Le développement de l'agriculture bio fait également partie des attentes sociétales. À ce sujet, nous avons créé une commission transversale dédiée à l'agriculture biologique. Les besoins en semences et plants bio sont importants et nous nous devons d'y répondre.
Vous évoquez également l'accès à l'innovation. En quoi est-ce indispensable pour la filière ?

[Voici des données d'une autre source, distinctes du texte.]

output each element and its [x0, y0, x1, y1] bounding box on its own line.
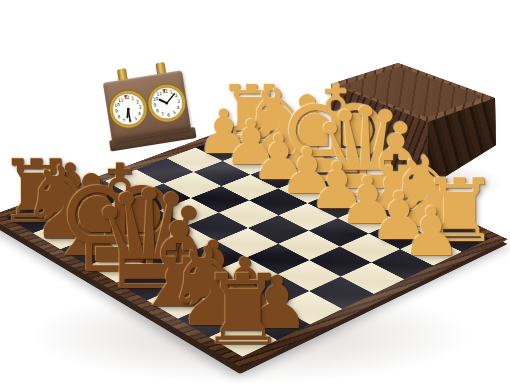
piece-white-pawn[interactable]: ♟ — [401, 198, 461, 265]
chess-set-photo: 123456789101112 123456789101112 ♜♞♝♛♚♝♞♜… — [0, 0, 510, 389]
piece-black-rook[interactable]: ♜ — [199, 262, 287, 360]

L'accès à l'innovation sera majeur dans la transition agro-écologique et les semences en font partie. La filière semences et plants française est une filière d'excellence, et nous devons maintenir les conditions qui nous permettent de l'être. Pour cela, nous avons également besoin d'un cadre juridique qui, parfois, tarde à se préciser. L'ouverture de l'interprofession doit aboutir au développement de discutions équilibrées, autour des sujets de la recherche et de l'innovation comme de la production de semences. Ces débats apaisés éclaireront, je l'espère, les pouvoirs publics en charge d'élaborer la réglementation.

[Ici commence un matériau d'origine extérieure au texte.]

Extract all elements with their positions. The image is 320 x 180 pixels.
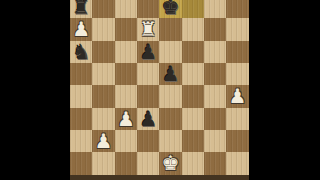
square-a7[interactable]: ♟	[70, 18, 92, 40]
chess-board: ♜♚♟♜♞♟♟♟♟♟♟♚	[70, 0, 249, 175]
square-c5[interactable]	[115, 63, 137, 85]
square-h7[interactable]	[226, 18, 248, 40]
black-rook[interactable]: ♜	[72, 0, 90, 18]
square-g6[interactable]	[204, 41, 226, 63]
square-a5[interactable]	[70, 63, 92, 85]
square-a1[interactable]	[70, 152, 92, 174]
square-f8[interactable]	[182, 0, 204, 18]
square-a2[interactable]	[70, 130, 92, 152]
square-e7[interactable]	[159, 18, 181, 40]
square-c3[interactable]: ♟	[115, 108, 137, 130]
video-frame: ♜♚♟♜♞♟♟♟♟♟♟♚	[0, 0, 320, 180]
square-c2[interactable]	[115, 130, 137, 152]
square-c1[interactable]	[115, 152, 137, 174]
square-h8[interactable]	[226, 0, 248, 18]
square-g2[interactable]	[204, 130, 226, 152]
square-h3[interactable]	[226, 108, 248, 130]
white-king[interactable]: ♚	[162, 152, 180, 174]
square-b1[interactable]	[92, 152, 114, 174]
square-d2[interactable]	[137, 130, 159, 152]
square-a4[interactable]	[70, 85, 92, 107]
square-d1[interactable]	[137, 152, 159, 174]
white-pawn[interactable]: ♟	[117, 108, 135, 130]
right-letterbox-bar	[249, 0, 320, 180]
white-pawn[interactable]: ♟	[229, 85, 247, 107]
board-bottom-edge	[70, 175, 249, 180]
square-b8[interactable]	[92, 0, 114, 18]
square-f1[interactable]	[182, 152, 204, 174]
square-b6[interactable]	[92, 41, 114, 63]
square-g1[interactable]	[204, 152, 226, 174]
square-d7[interactable]: ♜	[137, 18, 159, 40]
square-h2[interactable]	[226, 130, 248, 152]
square-h6[interactable]	[226, 41, 248, 63]
square-a3[interactable]	[70, 108, 92, 130]
square-d8[interactable]	[137, 0, 159, 18]
square-g3[interactable]	[204, 108, 226, 130]
square-b3[interactable]	[92, 108, 114, 130]
square-e8[interactable]: ♚	[159, 0, 181, 18]
square-e4[interactable]	[159, 85, 181, 107]
square-e2[interactable]	[159, 130, 181, 152]
square-f4[interactable]	[182, 85, 204, 107]
square-a8[interactable]: ♜	[70, 0, 92, 18]
square-c7[interactable]	[115, 18, 137, 40]
square-h1[interactable]	[226, 152, 248, 174]
square-e6[interactable]	[159, 41, 181, 63]
square-d5[interactable]	[137, 63, 159, 85]
square-b5[interactable]	[92, 63, 114, 85]
black-pawn[interactable]: ♟	[162, 63, 180, 85]
square-a6[interactable]: ♞	[70, 41, 92, 63]
square-h4[interactable]: ♟	[226, 85, 248, 107]
square-c8[interactable]	[115, 0, 137, 18]
square-f7[interactable]	[182, 18, 204, 40]
white-rook[interactable]: ♜	[139, 18, 157, 40]
white-pawn[interactable]: ♟	[95, 130, 113, 152]
square-g4[interactable]	[204, 85, 226, 107]
square-g5[interactable]	[204, 63, 226, 85]
square-h5[interactable]	[226, 63, 248, 85]
square-e3[interactable]	[159, 108, 181, 130]
square-e5[interactable]: ♟	[159, 63, 181, 85]
square-f2[interactable]	[182, 130, 204, 152]
square-b2[interactable]: ♟	[92, 130, 114, 152]
square-d6[interactable]: ♟	[137, 41, 159, 63]
square-c6[interactable]	[115, 41, 137, 63]
square-c4[interactable]	[115, 85, 137, 107]
black-knight[interactable]: ♞	[72, 41, 90, 63]
square-g7[interactable]	[204, 18, 226, 40]
square-d4[interactable]	[137, 85, 159, 107]
square-b4[interactable]	[92, 85, 114, 107]
black-pawn[interactable]: ♟	[139, 41, 157, 63]
square-b7[interactable]	[92, 18, 114, 40]
square-e1[interactable]: ♚	[159, 152, 181, 174]
square-f5[interactable]	[182, 63, 204, 85]
black-king[interactable]: ♚	[162, 0, 180, 18]
white-pawn[interactable]: ♟	[72, 18, 90, 40]
square-f3[interactable]	[182, 108, 204, 130]
black-pawn[interactable]: ♟	[139, 108, 157, 130]
square-g8[interactable]	[204, 0, 226, 18]
square-f6[interactable]	[182, 41, 204, 63]
left-letterbox-bar	[0, 0, 70, 180]
square-d3[interactable]: ♟	[137, 108, 159, 130]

Quelles sont les prochaines échéances ?
Les semaines qui viennent donneront lieu à des échanges des membres du conseil d'administration avec l'ensemble des parties prenantes représentant d'autres formes de semences pour les inviter, elles aussi, à rejoindre l'Interprofession. Il est de notre responsabilité collective de réussir cette évolution qui est certainement la plus importante et la plus structurante depuis la création de l'Interprofession en 1962. Les premières actions du plan seront de se donner les outils pour atteindre nos objectifs. Nous allons mettre en place trois commissions : la communication, essentielle pour expliquer ce que l'on est, l'innovation, et une troisième commission sur la répartition des moyens. Pour entrer dans les détails, rendez-vous le 27 janvier 2021, date à laquelle nous présenterons publiquement ce projet stratégique, finalisé pour les cinq années à venir.
Biographie
François Desprez, ingénieur agronome de formation, est le président de Maison Florimond Desprez, à Cappelle-en-Pévèle (59), une entreprise indépendante et familiale de sélection et de production multi-espèces de grandes cultures, avec un leadership marqué en betterave à sucre, céréales, et pomme de terre. Cette entreprise a été créée en 1830. François Desprez est également président de la Sicasov, société qui gère les droits des obtenteurs de nouvelles variétés. Il s'agit de son deuxième mandant en tant que président.